We went to university and were told there was nothing in the world we couldn’t do. We rose the career ladder, travelled the world and had a freedom she could only imagine.
We were — and still are — spoilt for choice. And many people would argue that this is not a good thing.
Just over ten years ago, a groundbreaking book by Alexandra Robbins and Abby Wilner coined the term ‘quarterlife crisis’ to describe the anxieties of a generation of 20-somethings who had the world at their feet, but no idea which direction to step in.
We were, according to the authors, ‘suffocated by choice, responsibility and self-doubt’.
The decisions on whether to marry or not marry, start a family or not, travel or stay put, stick in your existing job or find a new one can make us overwhelmed, anxious and depressed.
Another more recent report, from Greenwich University researcher Oliver Robinson, found that the ‘demanding nature’ of 20 and 30-somethings means we ‘are not happy with a mediocre, ploddy, conventional life’ — in other words, the kind we think our parents have.
But we’re not that happy with our freedom either.

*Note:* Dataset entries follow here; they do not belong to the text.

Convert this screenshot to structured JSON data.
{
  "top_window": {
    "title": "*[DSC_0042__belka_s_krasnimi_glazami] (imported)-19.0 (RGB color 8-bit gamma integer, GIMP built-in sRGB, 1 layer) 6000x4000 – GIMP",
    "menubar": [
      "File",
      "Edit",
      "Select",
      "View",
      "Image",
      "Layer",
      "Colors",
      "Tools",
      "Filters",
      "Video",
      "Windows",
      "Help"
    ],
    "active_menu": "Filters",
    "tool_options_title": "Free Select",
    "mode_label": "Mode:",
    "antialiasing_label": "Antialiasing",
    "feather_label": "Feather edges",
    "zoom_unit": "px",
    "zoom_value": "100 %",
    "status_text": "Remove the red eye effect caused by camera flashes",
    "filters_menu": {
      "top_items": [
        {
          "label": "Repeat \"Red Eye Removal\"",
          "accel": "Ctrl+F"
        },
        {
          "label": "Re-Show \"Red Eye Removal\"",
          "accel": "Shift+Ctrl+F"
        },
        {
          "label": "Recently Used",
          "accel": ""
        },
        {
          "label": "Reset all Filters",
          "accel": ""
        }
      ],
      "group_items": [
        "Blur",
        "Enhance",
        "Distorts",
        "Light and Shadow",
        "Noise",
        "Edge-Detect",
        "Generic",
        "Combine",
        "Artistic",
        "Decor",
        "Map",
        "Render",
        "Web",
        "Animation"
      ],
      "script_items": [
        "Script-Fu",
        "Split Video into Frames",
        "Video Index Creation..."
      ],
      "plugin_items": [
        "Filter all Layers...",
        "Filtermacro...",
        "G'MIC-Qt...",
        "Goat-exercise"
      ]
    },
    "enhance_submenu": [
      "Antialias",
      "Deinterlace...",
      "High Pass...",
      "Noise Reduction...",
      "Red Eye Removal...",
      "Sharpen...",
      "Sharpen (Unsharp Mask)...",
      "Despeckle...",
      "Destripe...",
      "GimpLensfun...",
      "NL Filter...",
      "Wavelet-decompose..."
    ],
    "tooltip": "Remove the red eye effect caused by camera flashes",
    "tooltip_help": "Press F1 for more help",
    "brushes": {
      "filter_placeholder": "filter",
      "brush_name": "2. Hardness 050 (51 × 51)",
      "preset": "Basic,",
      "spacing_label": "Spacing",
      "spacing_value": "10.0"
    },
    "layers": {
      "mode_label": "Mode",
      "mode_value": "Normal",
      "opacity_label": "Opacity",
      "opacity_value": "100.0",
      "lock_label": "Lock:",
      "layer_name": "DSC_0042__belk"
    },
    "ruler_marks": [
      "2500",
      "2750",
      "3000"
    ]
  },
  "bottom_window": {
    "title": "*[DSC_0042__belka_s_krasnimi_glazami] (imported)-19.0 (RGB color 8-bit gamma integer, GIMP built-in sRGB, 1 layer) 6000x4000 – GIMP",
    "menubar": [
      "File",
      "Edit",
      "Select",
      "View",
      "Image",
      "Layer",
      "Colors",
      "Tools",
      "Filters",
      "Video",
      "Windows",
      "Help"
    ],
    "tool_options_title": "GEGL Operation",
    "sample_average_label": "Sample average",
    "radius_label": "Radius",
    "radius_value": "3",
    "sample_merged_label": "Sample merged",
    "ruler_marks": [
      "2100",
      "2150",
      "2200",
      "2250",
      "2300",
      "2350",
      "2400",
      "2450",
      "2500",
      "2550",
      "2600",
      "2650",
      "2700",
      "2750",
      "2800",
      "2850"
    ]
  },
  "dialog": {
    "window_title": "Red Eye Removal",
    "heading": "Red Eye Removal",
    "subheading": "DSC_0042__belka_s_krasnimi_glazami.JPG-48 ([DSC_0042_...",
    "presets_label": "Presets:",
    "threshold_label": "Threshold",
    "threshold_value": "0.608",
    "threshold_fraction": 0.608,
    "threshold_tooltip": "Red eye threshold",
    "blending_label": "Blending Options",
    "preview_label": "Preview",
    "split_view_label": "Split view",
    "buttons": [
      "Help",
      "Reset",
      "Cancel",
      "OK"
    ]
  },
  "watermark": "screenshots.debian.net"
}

Actually, the decisions on whether to marry or not marry, start a family or not, travel or stay put, stick in your existing job or find a new one can make us overwhelmed, anxious and depressed.
Of course, there is one decision that a woman — even of the Peter Pan variety — cannot put off for ever, and that is whether to have a child.
For years, I was too busy working and having fun to even think about it — and now, even at 34, I have no idea if I want to be a mother. No maternal urges have kicked in yet and, besides, there is not exactly a line of suitors waiting at my door.
Either way, I fool myself into thinking that I don’t have to decide just yet and cling to any headline about women having their children at 41 and 42 as proof that, yes, there is plenty of time.
But is there? The obvious truth is that fertility plummets in your 30s and I am worried that I will wake up one day and regret that I missed the boat on babies altogether.
I talk about these issues with my fellow eternally young friends, but I’ve noticed, recently, that we are fewer in number than we once were.
For while I have a handful of friends who, like me, are still busy living for the now, there are many more who have, almost without me noticing, found ways to buy the house and start a family.
They are very happy in their new phase of their life, while I am still clinging on to the old one.
In fact, I’m starting to think that there is a very real danger that, before long, I’ll be the last guest at the party, dancing alone, long after the music stops. And I don’t want that.
It reminds me of another less than flattering soubriquet for women such as me — TWIT (Teenage Women in their Thirties).
Apparently, we’re propping up bars across the country, hoping the dim light disguises our wrinkles and that our Topshop outfits help us to blend in with the 20-somethings around us. And that’s a very sad thought. Perhaps it is time to finally grow up.